Tuesday, March 21, 2006

Estátuas quentes!!

-Gostas do meu vestido?
- Gosto, essa cor condiz com os teus olhos. Cor de rosa. É feito de quê?
- De lã, caxemira e renda. Fui eu quem o fez... cozi com cabelos de várias cores. É um feitiço que me ensinaram.
- Feitiço? Para que precisas de um feitiço?
- A muitos anos ainda em pequena, uma velha muito velha leu-me nos olhos, que um dia encontraria alguém que iria olhar para mim para lá de tamanha feiura. E que seria num lindo baile...
- E onde é esse baile?! o mensageiro não apregoou baile algum...
Mas continuou a cantarolar... como se a irmã não existisse sequer...
- Vou colocar o cabelo no alto nuca, disfarçará decerto a esta minha feiura, colocarei pólen de flor "marron" na pele para parecer mais rosada e nos lábios banha com corante vermelho. Apertarei o vestido ate encolher gorduras.
- Sim (proferiu pacientemente) realmente, realça-te as curvas. Estás linda...

Aprontou-se apressadamente... a irmã pensou tratar-se de mais um devaneio. Pois desde pequena que era mole de inteligência. Alias não seria a primeira vez que ela se iludia em bailes e festivais para os quais só ela era convidada. Dizia o senhor doutor que também era veterinário, num dos últimos devaneio do qual não foi fácil trazê-la de volta, que se tratava de dores de solteira... que se curava com sangramento.

Vivia num não conseguir aprender... vivia dentro de um mundo só seu que tinha um enorme jardim... e se transformava naquilo que desejava. Desta vez passeou por dentro de arcos abobados, avenidas herbáceas e parou de frente para um corredor de calçada ladeada de sebes muito bem aparadas. Algumas estavam milimetricamente alinhadas de quatro em quatro e esculpidas em animais fantásticos.

Ao fundo desse mesmo corredor uma porta com janela... correu imediatamente antes que fosse proibido e em segundos já estava de pé junto à janela. Na humidade interior de respirações, dos vidros não conseguiu ver nada... limpou com a ponta do vestido mas era de dentro... voltou a espreitar, e sem querer com um simples toque de nariz abriu-se...

Estava a decorrer um festival de musica e cores que rodopiavam num salão luxuosamente ornamentado. Cheirava a beleza interior, verdade e sabedoria. Estranhamente estava cheio de pessoas. Pessoas bem vestidas e a rigor. Vestidas à época e a muitas outras épocas anteriores.
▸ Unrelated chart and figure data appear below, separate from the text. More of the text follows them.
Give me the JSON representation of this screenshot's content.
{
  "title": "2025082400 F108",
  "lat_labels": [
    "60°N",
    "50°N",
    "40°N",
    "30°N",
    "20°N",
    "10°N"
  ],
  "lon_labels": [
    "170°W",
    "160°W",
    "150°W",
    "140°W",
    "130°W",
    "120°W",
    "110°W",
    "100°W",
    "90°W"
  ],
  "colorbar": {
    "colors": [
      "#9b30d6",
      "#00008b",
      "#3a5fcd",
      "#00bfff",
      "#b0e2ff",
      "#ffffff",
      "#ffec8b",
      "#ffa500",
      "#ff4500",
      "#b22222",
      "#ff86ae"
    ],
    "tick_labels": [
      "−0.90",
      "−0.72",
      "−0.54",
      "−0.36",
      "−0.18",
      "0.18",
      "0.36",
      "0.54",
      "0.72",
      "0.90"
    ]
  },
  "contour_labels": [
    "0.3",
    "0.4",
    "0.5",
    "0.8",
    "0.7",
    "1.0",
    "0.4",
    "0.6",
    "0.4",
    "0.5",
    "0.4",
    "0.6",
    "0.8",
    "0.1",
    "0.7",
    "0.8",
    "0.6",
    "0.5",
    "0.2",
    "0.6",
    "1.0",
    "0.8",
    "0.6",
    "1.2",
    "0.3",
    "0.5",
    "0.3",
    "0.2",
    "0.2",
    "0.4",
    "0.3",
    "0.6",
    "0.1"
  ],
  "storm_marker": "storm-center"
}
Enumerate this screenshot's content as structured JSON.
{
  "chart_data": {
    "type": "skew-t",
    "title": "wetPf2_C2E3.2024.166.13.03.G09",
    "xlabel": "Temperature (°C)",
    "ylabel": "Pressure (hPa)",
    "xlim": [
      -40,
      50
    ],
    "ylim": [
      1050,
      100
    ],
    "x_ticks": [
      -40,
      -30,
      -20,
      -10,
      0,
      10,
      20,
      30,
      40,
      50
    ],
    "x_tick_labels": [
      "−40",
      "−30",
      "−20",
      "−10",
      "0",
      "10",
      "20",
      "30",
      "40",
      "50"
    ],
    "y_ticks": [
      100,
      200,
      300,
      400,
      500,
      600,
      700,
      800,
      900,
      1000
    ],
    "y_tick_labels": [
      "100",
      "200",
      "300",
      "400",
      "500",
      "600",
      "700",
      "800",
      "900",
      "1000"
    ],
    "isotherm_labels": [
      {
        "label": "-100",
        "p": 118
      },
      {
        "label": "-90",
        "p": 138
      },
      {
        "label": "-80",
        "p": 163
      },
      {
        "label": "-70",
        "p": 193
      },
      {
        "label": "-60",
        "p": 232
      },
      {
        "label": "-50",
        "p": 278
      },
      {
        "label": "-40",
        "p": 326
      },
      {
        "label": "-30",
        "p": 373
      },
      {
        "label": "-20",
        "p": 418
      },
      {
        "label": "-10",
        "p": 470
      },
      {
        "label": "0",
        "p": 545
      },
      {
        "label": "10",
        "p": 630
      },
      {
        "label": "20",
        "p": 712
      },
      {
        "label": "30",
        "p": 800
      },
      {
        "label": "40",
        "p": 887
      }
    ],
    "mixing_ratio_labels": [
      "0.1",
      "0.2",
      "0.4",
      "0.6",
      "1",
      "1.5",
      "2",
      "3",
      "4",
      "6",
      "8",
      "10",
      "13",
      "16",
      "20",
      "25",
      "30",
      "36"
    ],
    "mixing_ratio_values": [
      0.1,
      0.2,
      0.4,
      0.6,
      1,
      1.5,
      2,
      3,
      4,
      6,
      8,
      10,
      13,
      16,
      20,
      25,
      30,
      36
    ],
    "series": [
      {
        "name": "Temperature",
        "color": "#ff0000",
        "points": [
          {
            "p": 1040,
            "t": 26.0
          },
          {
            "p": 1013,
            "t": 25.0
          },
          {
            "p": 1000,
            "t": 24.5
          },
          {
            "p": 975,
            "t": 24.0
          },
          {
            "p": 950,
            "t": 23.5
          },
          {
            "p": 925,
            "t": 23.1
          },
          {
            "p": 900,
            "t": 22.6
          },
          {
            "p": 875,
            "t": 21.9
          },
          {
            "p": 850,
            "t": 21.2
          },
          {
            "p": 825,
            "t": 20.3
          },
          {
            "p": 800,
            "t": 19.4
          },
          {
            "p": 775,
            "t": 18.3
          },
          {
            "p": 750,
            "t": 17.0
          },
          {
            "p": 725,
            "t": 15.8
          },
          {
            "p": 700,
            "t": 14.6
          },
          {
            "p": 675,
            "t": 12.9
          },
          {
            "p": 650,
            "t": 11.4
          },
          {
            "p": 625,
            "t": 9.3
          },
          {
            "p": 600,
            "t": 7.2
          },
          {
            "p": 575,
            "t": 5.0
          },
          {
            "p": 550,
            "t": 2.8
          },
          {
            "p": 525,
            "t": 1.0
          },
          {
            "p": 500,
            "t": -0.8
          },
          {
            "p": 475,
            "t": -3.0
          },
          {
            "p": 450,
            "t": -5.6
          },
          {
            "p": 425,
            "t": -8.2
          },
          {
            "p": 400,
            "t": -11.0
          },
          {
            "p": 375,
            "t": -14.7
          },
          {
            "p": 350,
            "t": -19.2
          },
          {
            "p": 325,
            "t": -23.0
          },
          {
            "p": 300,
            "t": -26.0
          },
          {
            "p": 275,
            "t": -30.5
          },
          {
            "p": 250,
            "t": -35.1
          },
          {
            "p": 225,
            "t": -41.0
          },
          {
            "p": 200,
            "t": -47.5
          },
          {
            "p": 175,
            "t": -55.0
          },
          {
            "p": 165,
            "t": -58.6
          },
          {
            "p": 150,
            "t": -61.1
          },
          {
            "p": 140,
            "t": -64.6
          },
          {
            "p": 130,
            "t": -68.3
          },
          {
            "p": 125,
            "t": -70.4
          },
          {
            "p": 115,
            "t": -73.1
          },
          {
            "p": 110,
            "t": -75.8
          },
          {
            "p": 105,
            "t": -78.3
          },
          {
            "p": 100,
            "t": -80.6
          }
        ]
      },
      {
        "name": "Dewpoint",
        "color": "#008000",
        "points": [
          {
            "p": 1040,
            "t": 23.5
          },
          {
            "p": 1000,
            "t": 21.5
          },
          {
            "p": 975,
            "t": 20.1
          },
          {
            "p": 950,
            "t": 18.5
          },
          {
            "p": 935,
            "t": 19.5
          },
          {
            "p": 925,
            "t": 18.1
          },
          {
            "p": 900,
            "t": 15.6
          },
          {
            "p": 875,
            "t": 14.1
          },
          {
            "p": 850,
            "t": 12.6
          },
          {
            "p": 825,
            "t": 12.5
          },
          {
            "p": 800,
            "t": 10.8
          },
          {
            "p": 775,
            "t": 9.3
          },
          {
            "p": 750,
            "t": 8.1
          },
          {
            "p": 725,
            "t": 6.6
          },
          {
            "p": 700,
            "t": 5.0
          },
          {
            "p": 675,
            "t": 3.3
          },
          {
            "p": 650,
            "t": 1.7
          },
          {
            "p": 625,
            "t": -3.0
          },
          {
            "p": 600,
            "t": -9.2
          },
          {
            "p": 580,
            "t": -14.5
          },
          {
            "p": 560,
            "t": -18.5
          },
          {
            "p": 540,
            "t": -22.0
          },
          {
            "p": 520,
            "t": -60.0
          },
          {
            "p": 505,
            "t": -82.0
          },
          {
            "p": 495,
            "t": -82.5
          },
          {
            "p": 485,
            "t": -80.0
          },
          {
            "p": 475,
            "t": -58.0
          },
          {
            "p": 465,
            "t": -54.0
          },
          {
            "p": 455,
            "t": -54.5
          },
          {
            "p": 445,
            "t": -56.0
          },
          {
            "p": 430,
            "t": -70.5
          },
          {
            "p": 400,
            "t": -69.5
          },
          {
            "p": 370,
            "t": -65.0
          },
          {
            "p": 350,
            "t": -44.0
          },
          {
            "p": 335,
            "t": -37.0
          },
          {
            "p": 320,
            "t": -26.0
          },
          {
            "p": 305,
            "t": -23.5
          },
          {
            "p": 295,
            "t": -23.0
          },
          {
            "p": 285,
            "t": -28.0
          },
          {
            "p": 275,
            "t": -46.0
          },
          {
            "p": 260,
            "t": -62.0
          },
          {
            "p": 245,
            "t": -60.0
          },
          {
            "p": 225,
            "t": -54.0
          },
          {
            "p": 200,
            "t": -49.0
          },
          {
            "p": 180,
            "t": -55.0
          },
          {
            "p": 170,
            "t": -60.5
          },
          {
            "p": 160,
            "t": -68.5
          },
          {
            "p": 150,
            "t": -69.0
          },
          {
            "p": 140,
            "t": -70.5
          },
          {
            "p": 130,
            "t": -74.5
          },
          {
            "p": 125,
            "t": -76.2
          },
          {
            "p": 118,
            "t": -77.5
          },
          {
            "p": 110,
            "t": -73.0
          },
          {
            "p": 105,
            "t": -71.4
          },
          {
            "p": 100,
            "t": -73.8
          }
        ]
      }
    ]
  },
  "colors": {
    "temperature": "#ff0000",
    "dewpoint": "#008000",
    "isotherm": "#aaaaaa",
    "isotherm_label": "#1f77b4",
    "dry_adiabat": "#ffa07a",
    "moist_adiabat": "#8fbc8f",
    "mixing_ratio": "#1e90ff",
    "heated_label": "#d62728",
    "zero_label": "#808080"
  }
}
Mas o mais interessante é que estavam todas paradas, como se de estátuas se tratassem. Estáticas em posições de segundo antes... como se algo ou alguém tivesse entrado de repente e as tivesse paralisado. Tinha pensamentos fracos para “descorrer” o que se passava. Para ela era um baile onde animadamente se confraternizava independente do indumentária... passou por entre todas, tocou-lhe e pareceu sentir. Dançou com este e aquele numa dança onde só ela se movimentava.

Ao fundo um rapaz parado em posição de convite de dança.
Encaixou as suas largas ancas nos braços estáticos do rapaz e rodopiou... apaixonou-se... pelo rapaz que não se mexia...

Por fim lutou com o cansaço... caiu na exaustão. Aconchegou-se nos braços do rapaz que não se mexia e adormeceu... estremunhou por várias vezes e pareceu-lhe ver as pessoas estátuas do baile a movimentarem-se e a rir. O rapaz sempre ao seu lado agora com os braços mornos acariciava-lhe os seus cabelos cor de laranja. Numa sonolência voltava sempre a cair no mesmo sono profundo... e repetidamente via as estátuas em posições diferentes cada vez que abria os olhos...

6 comments:

Abelhinha said...

O que importa é o que acreditamos e desejamos... o resto acontece naturalmente

amigona avó e a neta princesa said...

Gostei de ler...

poca said...

a imaginação apresenta-nos cenários magníficos...

Madame Pirulitos said...

É assim que podemos fugir da normalidade. E viver muitas vidas. Fez-me lembrar uma música que já ofereci a outra pessoa...

A waltz for a night

Kiau Liang said...

Cansa tanto esse luta, dos braços que não mexem, mas a sensação de aconchego, na inconsciência ou dormencia que as vezes é a vida, faz-nos lutar de novo ...nunca percebi bem porquê...mas faz....

inBluesY said...

sonhar faz bem, mesmo com o imposivel, aquece-nos.